Suryanto Cahyono, head of Indonesia’s National Transportation Security Council, said today (10th) that the committee has begun to investigate the cause of the crash of Sanfoqi Airlines Flight SJ182.
“We sent two Indonesian Search and Rescue Bureaus to investigate.
The crew went to the accident sea area for location investigation.
We need to find more information about the location of the plane crash.”
In addition, investigators also collect information from the Airport Air Traffic Control Bureau, the Meteorological Climate and Geophysical Bureau, and Sanfozi Airlines.
Since the crashed passenger plane was produced by Boeing, the Safety Committee also notified the U.S. security department.
Admiral Hardy, the commander-in-chief of the Indonesian National Army, said at a press conference on the naval ship participating in the search and rescue work that divers recovered fragments of the same color as the SJ182 passenger plane from the scene.
The aircraft’s registration number, landing gear wheels and life jackets were also found, adding that the visibility and condition in the water are very good, and the search for the victims continues.

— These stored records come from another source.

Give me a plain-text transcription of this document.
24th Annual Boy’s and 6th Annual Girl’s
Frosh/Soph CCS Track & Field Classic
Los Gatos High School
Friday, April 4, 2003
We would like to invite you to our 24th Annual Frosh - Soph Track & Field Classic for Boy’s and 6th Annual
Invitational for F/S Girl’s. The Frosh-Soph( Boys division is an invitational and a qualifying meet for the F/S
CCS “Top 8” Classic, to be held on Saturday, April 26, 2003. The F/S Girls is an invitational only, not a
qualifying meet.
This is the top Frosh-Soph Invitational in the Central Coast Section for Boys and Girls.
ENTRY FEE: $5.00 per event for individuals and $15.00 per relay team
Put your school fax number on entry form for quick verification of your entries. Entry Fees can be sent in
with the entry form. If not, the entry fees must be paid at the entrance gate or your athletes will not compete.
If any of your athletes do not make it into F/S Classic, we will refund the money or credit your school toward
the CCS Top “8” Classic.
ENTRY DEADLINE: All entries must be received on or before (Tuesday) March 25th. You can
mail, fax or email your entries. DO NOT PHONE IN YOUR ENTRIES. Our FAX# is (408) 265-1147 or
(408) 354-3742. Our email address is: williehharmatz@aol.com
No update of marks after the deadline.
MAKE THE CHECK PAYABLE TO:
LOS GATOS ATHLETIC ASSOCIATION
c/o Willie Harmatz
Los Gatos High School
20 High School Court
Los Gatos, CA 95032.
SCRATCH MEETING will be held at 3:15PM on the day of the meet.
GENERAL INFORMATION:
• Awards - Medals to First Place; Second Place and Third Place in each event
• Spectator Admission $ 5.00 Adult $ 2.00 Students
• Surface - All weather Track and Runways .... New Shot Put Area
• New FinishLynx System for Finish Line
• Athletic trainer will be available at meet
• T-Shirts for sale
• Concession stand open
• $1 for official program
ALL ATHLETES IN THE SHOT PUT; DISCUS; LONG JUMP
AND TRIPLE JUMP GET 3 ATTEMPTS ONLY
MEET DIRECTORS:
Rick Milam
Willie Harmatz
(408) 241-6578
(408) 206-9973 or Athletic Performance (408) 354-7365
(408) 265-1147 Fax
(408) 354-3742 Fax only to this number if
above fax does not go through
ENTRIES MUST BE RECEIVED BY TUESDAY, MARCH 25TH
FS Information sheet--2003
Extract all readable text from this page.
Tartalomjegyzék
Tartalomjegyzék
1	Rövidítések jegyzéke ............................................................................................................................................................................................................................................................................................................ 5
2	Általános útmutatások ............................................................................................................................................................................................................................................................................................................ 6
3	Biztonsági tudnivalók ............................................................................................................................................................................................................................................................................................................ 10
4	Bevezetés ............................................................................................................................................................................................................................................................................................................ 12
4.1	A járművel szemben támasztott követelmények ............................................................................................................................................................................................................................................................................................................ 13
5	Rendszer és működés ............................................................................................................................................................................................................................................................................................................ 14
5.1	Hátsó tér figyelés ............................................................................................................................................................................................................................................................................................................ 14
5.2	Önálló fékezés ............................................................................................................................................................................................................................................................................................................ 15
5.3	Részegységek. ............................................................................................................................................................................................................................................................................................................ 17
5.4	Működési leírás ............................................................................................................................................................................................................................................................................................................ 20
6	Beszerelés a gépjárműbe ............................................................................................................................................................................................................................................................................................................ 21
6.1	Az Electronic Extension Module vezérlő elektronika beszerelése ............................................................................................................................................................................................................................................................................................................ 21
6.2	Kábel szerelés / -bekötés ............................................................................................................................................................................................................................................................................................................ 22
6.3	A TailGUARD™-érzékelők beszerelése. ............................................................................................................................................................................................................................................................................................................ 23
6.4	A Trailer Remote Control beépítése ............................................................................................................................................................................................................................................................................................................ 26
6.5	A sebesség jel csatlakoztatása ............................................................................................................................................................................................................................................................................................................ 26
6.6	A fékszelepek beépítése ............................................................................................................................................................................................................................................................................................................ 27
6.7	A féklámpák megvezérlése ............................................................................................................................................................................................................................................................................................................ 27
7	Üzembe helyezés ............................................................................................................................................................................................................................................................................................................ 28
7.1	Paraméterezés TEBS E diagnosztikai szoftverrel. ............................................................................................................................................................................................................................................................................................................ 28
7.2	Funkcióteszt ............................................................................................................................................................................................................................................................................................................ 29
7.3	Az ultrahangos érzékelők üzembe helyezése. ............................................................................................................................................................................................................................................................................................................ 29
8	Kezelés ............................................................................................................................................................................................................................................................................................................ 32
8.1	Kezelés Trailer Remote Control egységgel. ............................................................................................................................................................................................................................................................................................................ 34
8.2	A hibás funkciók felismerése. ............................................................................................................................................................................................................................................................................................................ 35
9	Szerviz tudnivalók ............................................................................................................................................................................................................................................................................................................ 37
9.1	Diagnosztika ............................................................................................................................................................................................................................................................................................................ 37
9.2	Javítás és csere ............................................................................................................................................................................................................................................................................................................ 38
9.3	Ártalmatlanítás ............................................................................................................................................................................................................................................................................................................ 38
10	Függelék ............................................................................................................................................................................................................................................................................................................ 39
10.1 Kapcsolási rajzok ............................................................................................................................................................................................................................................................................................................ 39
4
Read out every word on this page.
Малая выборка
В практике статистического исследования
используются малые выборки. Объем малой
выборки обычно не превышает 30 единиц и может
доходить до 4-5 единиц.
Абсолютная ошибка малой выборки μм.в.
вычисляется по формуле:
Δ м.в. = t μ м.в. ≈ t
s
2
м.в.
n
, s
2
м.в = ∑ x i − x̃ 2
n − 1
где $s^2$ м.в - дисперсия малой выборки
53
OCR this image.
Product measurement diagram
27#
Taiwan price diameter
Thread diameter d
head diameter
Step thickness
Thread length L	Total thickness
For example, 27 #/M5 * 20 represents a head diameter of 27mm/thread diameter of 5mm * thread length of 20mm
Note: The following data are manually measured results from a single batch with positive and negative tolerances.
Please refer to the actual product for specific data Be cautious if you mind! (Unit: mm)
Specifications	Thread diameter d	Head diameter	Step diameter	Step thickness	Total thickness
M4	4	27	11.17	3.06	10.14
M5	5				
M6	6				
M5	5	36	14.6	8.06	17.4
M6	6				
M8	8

Jakarta police spokesman Yusri Yunus also told the media that the police had received two body bags, one containing the victims’ trousers and shirts, and the other containing the bodies of the victims.
At the same time, he said that the police have set up a command post at the Karamatjati Police Hospital in Jakarta to find the families of the victims as soon as possible and identify the victims through DNA comparisons.
The crashed flight SJ182 took off from Soekarno-Hatta International Airport in Jakarta on the afternoon of the 9th and was scheduled to fly to Kundien, the capital of West Kalimantan Province, with a 90-minute voyage.
The registration data shows that the passenger plane involved is nearly 27 years old and can carry about 130 people. There were 62 people at the time of the plane crash, and the probability of survival was slim.
Flightradar24, an airline tracking website, posted on its social media: “The airliner lost contact four minutes after take-off.
It fell more than 3,000 meters in one minute, compared with an altitude of only 80 meters before it disappeared from the radar screen.
Sanfozi Air was founded in November 2003 and its fleet consists of Boeing 737 aircraft and ATR 72-600 jets.
In addition to operating domestic flights in Indonesia, it also has a few international flights, including flights to Penang, Malaysia and Dili, the capital of East Timor.